In Cheney’s defense, he articulated his “one percent doctrine” about how the threat of a “low-probability, high-impact event,” such as al-Qaeda setting off a nuclear bomb in Times Square, justified the Iraq War:

If there’s a one percent chance that Pakistani scientists are helping al-Qaeda build or develop a nuclear weapon, we have to treat it as a certainty in terms of our response.

Cheney’s unarticulated math would apparently be: If the U.S. invading Iraq reduces the chance of a nuclear bomb going off in New York and killing one million Americans by just one percent, that would, in effect, save 10,000 American lives. (U.S. fatalities in the war turned out to be around 4,500.)

But of course Cheney’s war didn’t do anything to reduce the threat of nuclear terrorism, because he attacked the wrong country. If anything, it made America more at risk for blowback from the relatives of the dead.

Another theory for the Iraq Attaq is that Cheney correctly saw the problems inherent in the U.S. being tied too closely to its appalling ally, Saudi Arabia. So, he wanted a new, improved best friend forever for the U.S. in the Persian Gulf: Iraq. If so, Cheney deserves credit for deducing the strategic problem, but not for finding a solution.

Other possibilities for why Cheney in the 2000s was more paranoid and irrational than in 1991 include psychological or cognitive side effects from all his heart problems. During Bush’s second term, Washington buzzed with rumors that the VP had become a “pump head.”

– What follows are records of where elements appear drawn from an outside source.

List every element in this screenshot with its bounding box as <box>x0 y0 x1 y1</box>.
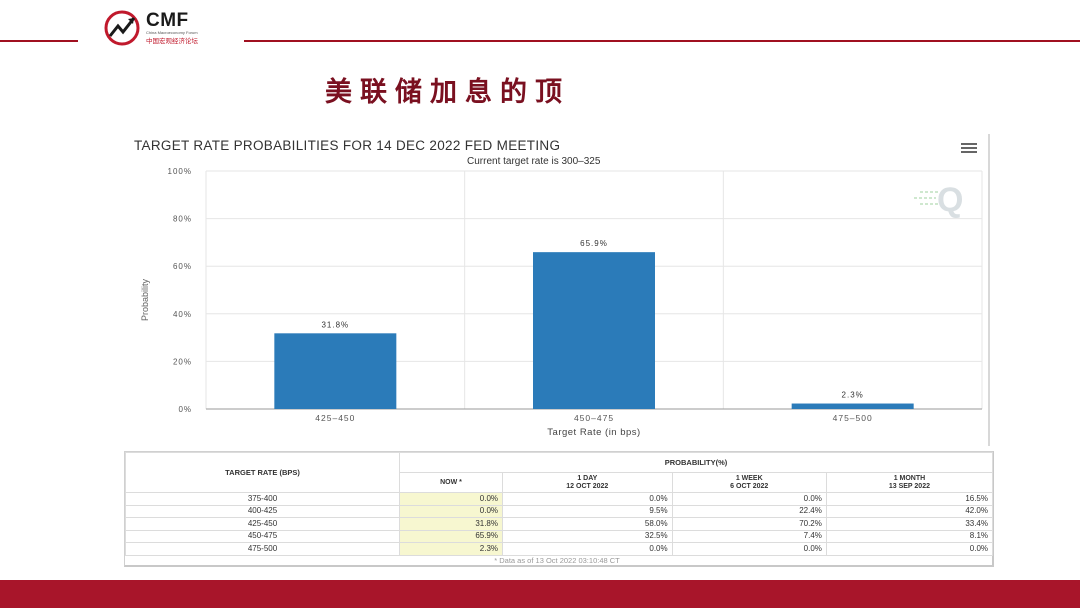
table-footnote: * Data as of 13 Oct 2022 03:10:48 CT <box>494 556 620 566</box>
col-header-1week-l2: 6 OCT 2022 <box>730 482 769 490</box>
q-watermark-icon: Q <box>914 181 963 218</box>
probability-cell: 0.0% <box>502 542 673 556</box>
data-label: 31.8% <box>321 320 349 329</box>
brand-name: CMF <box>146 10 189 31</box>
col-header-1day-l1: 1 DAY <box>577 474 598 482</box>
probability-cell: 8.1% <box>825 529 994 543</box>
x-tick-label: 450–475 <box>574 413 614 423</box>
col-header-1month-l1: 1 MONTH <box>893 474 926 482</box>
table-row: 375-400 0.0% 0.0% 0.0% 16.5% <box>125 492 994 506</box>
data-label: 65.9% <box>580 239 608 248</box>
col-header-now-l1: NOW * <box>440 478 462 486</box>
probability-cell: 0.0% <box>671 542 827 556</box>
y-tick-label: 60% <box>173 262 192 271</box>
probability-cell: 31.8% <box>399 517 503 531</box>
y-tick-label: 0% <box>178 405 192 414</box>
probability-cell: 0.0% <box>502 492 673 506</box>
col-header-1week-l1: 1 WEEK <box>735 474 763 482</box>
rate-cell: 400-425 <box>125 504 400 518</box>
bar <box>791 403 914 409</box>
chart-subtitle: Current target rate is 300–325 <box>467 156 601 167</box>
probability-cell: 42.0% <box>825 504 994 518</box>
y-tick-label: 40% <box>173 310 192 319</box>
table-row: 400-425 0.0% 9.5% 22.4% 42.0% <box>125 504 994 518</box>
probability-cell: 0.0% <box>399 504 503 518</box>
probability-cell: 0.0% <box>399 492 503 506</box>
rate-cell: 475-500 <box>125 542 400 556</box>
y-tick-label: 100% <box>168 167 192 176</box>
hamburger-menu-icon[interactable] <box>961 143 977 153</box>
rate-cell: 375-400 <box>125 492 400 506</box>
bar <box>274 333 397 409</box>
col-header-1day: 1 DAY 12 OCT 2022 <box>502 472 673 493</box>
x-tick-label: 425–450 <box>315 413 355 423</box>
col-header-now: NOW * <box>399 472 503 493</box>
probability-cell: 7.4% <box>671 529 827 543</box>
chart-title: TARGET RATE PROBABILITIES FOR 14 DEC 202… <box>134 138 561 153</box>
x-axis-title: Target Rate (in bps) <box>547 427 640 438</box>
probability-table: TARGET RATE (BPS) PROBABILITY(%) NOW * 1… <box>124 451 994 567</box>
probability-cell: 9.5% <box>502 504 673 518</box>
y-axis-title: Probability <box>140 278 150 321</box>
bar <box>533 252 655 409</box>
rate-cell: 450-475 <box>125 529 400 543</box>
header-rule-left <box>0 40 78 42</box>
probability-cell: 2.3% <box>399 542 503 556</box>
col-header-1month-l2: 13 SEP 2022 <box>888 482 930 490</box>
data-label: 2.3% <box>842 391 864 400</box>
y-tick-label: 80% <box>173 215 192 224</box>
probability-header: PROBABILITY(%) <box>399 452 993 473</box>
x-tick-label: 475–500 <box>833 413 873 423</box>
col-header-1week: 1 WEEK 6 OCT 2022 <box>671 472 827 493</box>
y-tick-label: 20% <box>173 357 192 366</box>
table-row: 450-475 65.9% 32.5% 7.4% 8.1% <box>125 529 994 543</box>
probability-cell: 33.4% <box>825 517 994 531</box>
probability-cell: 70.2% <box>671 517 827 531</box>
bar-chart: 0% 20% 40% 60% 80% 100% 31.8% 425–450 65.9% 450–4… <box>140 167 983 438</box>
svg-text:Q: Q <box>937 181 963 218</box>
col-header-1day-l2: 12 OCT 2022 <box>566 482 609 490</box>
rate-header: TARGET RATE (BPS) <box>125 452 400 493</box>
probability-cell: 0.0% <box>825 542 994 556</box>
table-row: 475-500 2.3% 0.0% 0.0% 0.0% <box>125 542 994 556</box>
probability-cell: 22.4% <box>671 504 827 518</box>
probability-cell: 32.5% <box>502 529 673 543</box>
page-title: 美联储加息的顶 <box>325 77 570 108</box>
header-rule-right <box>244 40 1080 42</box>
footer-bar <box>0 580 1080 608</box>
col-header-1month: 1 MONTH 13 SEP 2022 <box>825 472 994 493</box>
brand-subtitle-cn: 中国宏观经济论坛 <box>146 37 198 45</box>
probability-cell: 16.5% <box>825 492 994 506</box>
probability-cell: 65.9% <box>399 529 503 543</box>
cmf-logo-icon <box>104 10 140 46</box>
probability-cell: 58.0% <box>502 517 673 531</box>
probability-cell: 0.0% <box>671 492 827 506</box>
table-row: 425-450 31.8% 58.0% 70.2% 33.4% <box>125 517 994 531</box>
brand-subtitle-en: China Macroeconomy Forum <box>146 30 198 35</box>
rate-cell: 425-450 <box>125 517 400 531</box>
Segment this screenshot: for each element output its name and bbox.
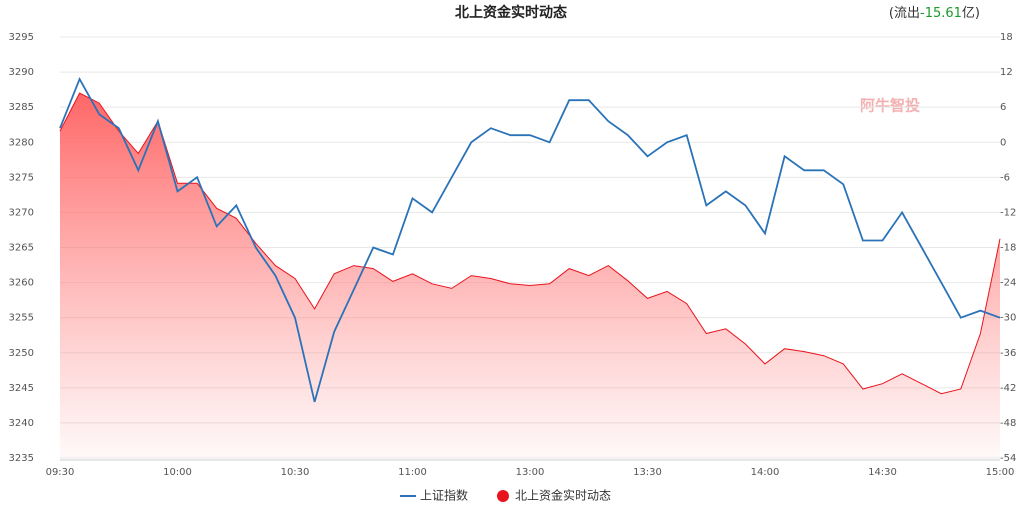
y-tick-label: 3240 bbox=[9, 418, 34, 429]
y2-tick-label: -42 bbox=[1000, 383, 1016, 394]
x-tick-label: 13:30 bbox=[633, 467, 662, 478]
watermark: 阿牛智投 bbox=[860, 97, 920, 115]
legend-swatch bbox=[497, 490, 509, 502]
y-tick-label: 3275 bbox=[9, 172, 34, 183]
y2-tick-label: -36 bbox=[1000, 348, 1016, 359]
legend-label: 上证指数 bbox=[420, 488, 468, 503]
legend-label: 北上资金实时动态 bbox=[515, 488, 611, 503]
x-tick-label: 10:00 bbox=[163, 467, 192, 478]
y-tick-label: 3235 bbox=[9, 453, 34, 464]
flow-note: (流出-15.61亿) bbox=[889, 6, 980, 21]
y2-tick-label: -18 bbox=[1000, 243, 1016, 254]
x-tick-label: 14:00 bbox=[751, 467, 780, 478]
x-tick-label: 10:30 bbox=[281, 467, 310, 478]
series-line bbox=[59, 92, 1001, 395]
y2-tick-label: -30 bbox=[1000, 313, 1016, 324]
area bbox=[60, 93, 1000, 458]
y2-tick-label: -48 bbox=[1000, 418, 1016, 429]
y-tick-label: 3260 bbox=[9, 278, 34, 289]
y-tick-label: 3295 bbox=[9, 32, 34, 43]
y-tick-label: 3280 bbox=[9, 137, 34, 148]
x-tick-label: 09:30 bbox=[46, 467, 75, 478]
y2-tick-label: 0 bbox=[1000, 137, 1006, 148]
series-line bbox=[59, 77, 1001, 403]
y2-tick-label: 12 bbox=[1000, 67, 1013, 78]
y-tick-label: 3270 bbox=[9, 207, 34, 218]
x-tick-label: 11:00 bbox=[398, 467, 427, 478]
y2-tick-label: -24 bbox=[1000, 278, 1016, 289]
flow-prefix: (流出 bbox=[889, 6, 920, 21]
y2-tick-label: 6 bbox=[1000, 102, 1006, 113]
flow-value: -15.61 bbox=[920, 6, 962, 21]
y-tick-label: 3290 bbox=[9, 67, 34, 78]
x-tick-label: 15:00 bbox=[986, 467, 1015, 478]
y-tick-label: 3265 bbox=[9, 243, 34, 254]
y-tick-label: 3255 bbox=[9, 313, 34, 324]
flow-suffix: 亿) bbox=[962, 6, 980, 21]
y-tick-label: 3250 bbox=[9, 348, 34, 359]
x-tick-label: 13:00 bbox=[516, 467, 545, 478]
y2-tick-label: -12 bbox=[1000, 207, 1016, 218]
y-tick-label: 3285 bbox=[9, 102, 34, 113]
y2-tick-label: -6 bbox=[1000, 172, 1010, 183]
y2-tick-label: 18 bbox=[1000, 32, 1013, 43]
chart-title: 北上资金实时动态 bbox=[455, 4, 567, 21]
y-tick-label: 3245 bbox=[9, 383, 34, 394]
x-tick-label: 14:30 bbox=[868, 467, 897, 478]
y2-tick-label: -54 bbox=[1000, 453, 1016, 464]
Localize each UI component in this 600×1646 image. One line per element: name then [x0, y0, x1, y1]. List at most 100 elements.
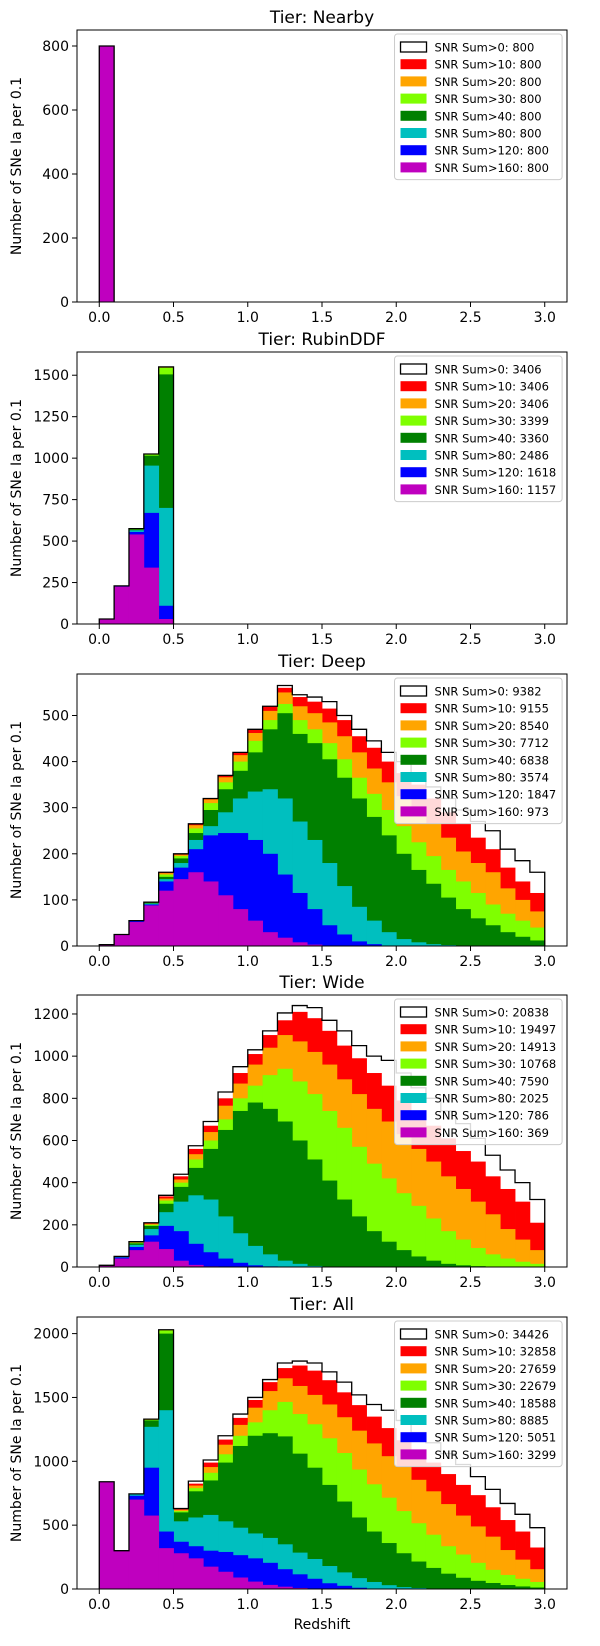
legend-swatch	[400, 1363, 427, 1374]
legend-label: SNR Sum>0: 34426	[435, 1328, 549, 1342]
legend-swatch	[400, 467, 427, 478]
histogram-bar	[188, 1264, 204, 1267]
chart-title: Tier: All	[289, 1295, 354, 1315]
histogram-bar	[232, 1577, 249, 1589]
x-axis-label: Redshift	[294, 1617, 351, 1633]
legend-label: SNR Sum>40: 800	[435, 109, 542, 123]
histogram-bar	[529, 1263, 546, 1267]
y-tick-label: 0	[60, 617, 69, 633]
histogram-bar	[381, 1543, 397, 1589]
histogram-bar	[425, 944, 442, 946]
histogram-bar	[247, 920, 264, 946]
y-tick-label: 200	[42, 1218, 69, 1234]
histogram-bar	[203, 1199, 219, 1267]
histogram-bar	[366, 816, 382, 946]
histogram-bar	[307, 1159, 323, 1267]
legend-label: SNR Sum>30: 800	[435, 92, 542, 106]
x-tick-label: 0.0	[88, 310, 110, 326]
legend-label: SNR Sum>40: 18588	[435, 1396, 557, 1410]
histogram-bar	[232, 1233, 249, 1267]
histogram-bar	[307, 909, 323, 946]
histogram-bar	[515, 1261, 531, 1267]
y-tick-label: 800	[42, 1091, 69, 1107]
histogram-bar	[128, 1250, 145, 1267]
histogram-bar	[411, 869, 427, 946]
histogram-bar	[529, 1581, 546, 1589]
y-tick-label: 1000	[33, 1049, 69, 1065]
legend-label: SNR Sum>120: 1618	[435, 466, 557, 480]
legend-swatch	[400, 76, 427, 87]
histogram-bar	[485, 1254, 501, 1267]
legend-swatch	[400, 1380, 427, 1391]
legend-label: SNR Sum>10: 19497	[435, 1023, 557, 1037]
histogram-bar	[262, 1584, 278, 1589]
histogram-bar	[500, 1585, 516, 1589]
chart-panel-1: Tier: RubinDDF 0.0 0.5 1.0 1.5 2.0 2.5 3.0 0 250 5…	[9, 330, 568, 648]
legend-label: SNR Sum>20: 800	[435, 75, 542, 89]
histogram-bar	[470, 1580, 486, 1589]
histogram-bar	[99, 1481, 115, 1589]
chart-panel-2: Tier: Deep 0.0 0.5 1.0 1.5 2.0 2.5 3.0 0 100 200 30…	[9, 652, 568, 970]
x-tick-label: 1.5	[311, 310, 333, 326]
histogram-bar	[336, 1572, 353, 1589]
histogram-bar	[396, 1587, 412, 1589]
y-tick-label: 0	[60, 295, 69, 311]
legend-swatch	[400, 720, 427, 731]
y-tick-label: 800	[42, 39, 69, 55]
histogram-bar	[470, 918, 486, 946]
x-tick-label: 1.0	[237, 954, 259, 970]
histogram-bar	[396, 939, 412, 946]
legend-label: SNR Sum>80: 2486	[435, 449, 549, 463]
histogram-bar	[247, 1558, 264, 1589]
legend-swatch	[399, 1006, 428, 1018]
x-tick-label: 1.5	[311, 954, 333, 970]
y-tick-label: 1200	[33, 1007, 69, 1023]
legend-swatch	[400, 398, 427, 409]
x-tick-label: 2.0	[385, 1597, 407, 1613]
y-tick-label: 200	[42, 231, 69, 247]
histogram-bar	[322, 1180, 338, 1267]
histogram-bar	[440, 1231, 457, 1267]
histogram-bar	[366, 920, 382, 946]
y-axis-label: Number of SNe Ia per 0.1	[9, 721, 25, 899]
x-tick-label: 2.5	[459, 310, 481, 326]
y-tick-label: 1000	[33, 1454, 69, 1470]
x-tick-label: 2.5	[459, 632, 481, 648]
x-tick-label: 2.5	[459, 1275, 481, 1291]
legend-label: SNR Sum>120: 786	[435, 1109, 549, 1123]
legend-swatch	[400, 754, 427, 765]
histogram-bar	[425, 883, 442, 946]
histogram-bar	[114, 1550, 130, 1589]
y-tick-label: 500	[42, 708, 69, 724]
histogram-bar	[440, 1263, 457, 1267]
legend-swatch	[400, 415, 427, 426]
histogram-bar	[515, 1586, 531, 1589]
legend-label: SNR Sum>160: 973	[435, 805, 549, 819]
x-tick-label: 0.5	[162, 310, 184, 326]
legend-label: SNR Sum>30: 10768	[435, 1057, 557, 1071]
histogram-bar	[232, 909, 249, 946]
legend-swatch	[400, 162, 427, 173]
legend-swatch	[400, 806, 427, 817]
histogram-bar	[396, 1250, 412, 1267]
chart-panel-3: Tier: Wide 0.0 0.5 1.0 1.5 2.0 2.5 3.0 0 200 400 60…	[9, 973, 568, 1291]
histogram-bar	[99, 1265, 115, 1267]
x-tick-label: 2.0	[385, 1275, 407, 1291]
histogram-bar	[411, 1587, 427, 1589]
histogram-bar	[218, 1216, 234, 1267]
legend-label: SNR Sum>120: 1847	[435, 788, 557, 802]
y-tick-label: 600	[42, 1133, 69, 1149]
y-axis-label: Number of SNe Ia per 0.1	[9, 1364, 25, 1542]
histogram-bar	[173, 1231, 189, 1267]
histogram-bar	[529, 1587, 546, 1589]
histogram-bar	[173, 879, 189, 946]
histogram-bar	[277, 1260, 293, 1267]
histogram-bar	[128, 534, 145, 624]
histogram-bar	[455, 1577, 471, 1589]
x-tick-label: 0.0	[88, 1597, 110, 1613]
histogram-bar	[158, 890, 174, 946]
histogram-bar	[455, 1265, 471, 1267]
legend-swatch	[400, 703, 427, 714]
histogram-bar	[262, 932, 278, 946]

Or Cheney’s thinking may have gotten warped in an apocalyptic direction, which the neocons could exploit, by his participation for many years, along with Rumsfeld, in a secret program started by the Reagan administration to provide continuity of government in case the actual federal government was decapitated by a Soviet nuclear strike. Cheney and Rumsfeld, who’d held high positions at young ages in the Ford administration, test-drove doomsday scenarios in underground bunkers as chiefs of staff to Reagan cabinet members pretending to be Acting Presidents.

Did this Strangelovian playacting influence Cheney’s personality, when after 9/11 he disappeared to undisclosed locations? Did this incline him to latch on to bogus theories about how Saddam would nuke America? Perhaps. But don’t look to McKay’s movie for any mention.

There is, however, at least one thing to be said in defense of McKay’s efforts: Unlike everything else these days, Vice doesn’t end with a tacked-on epilogue about how this is really about…Trump.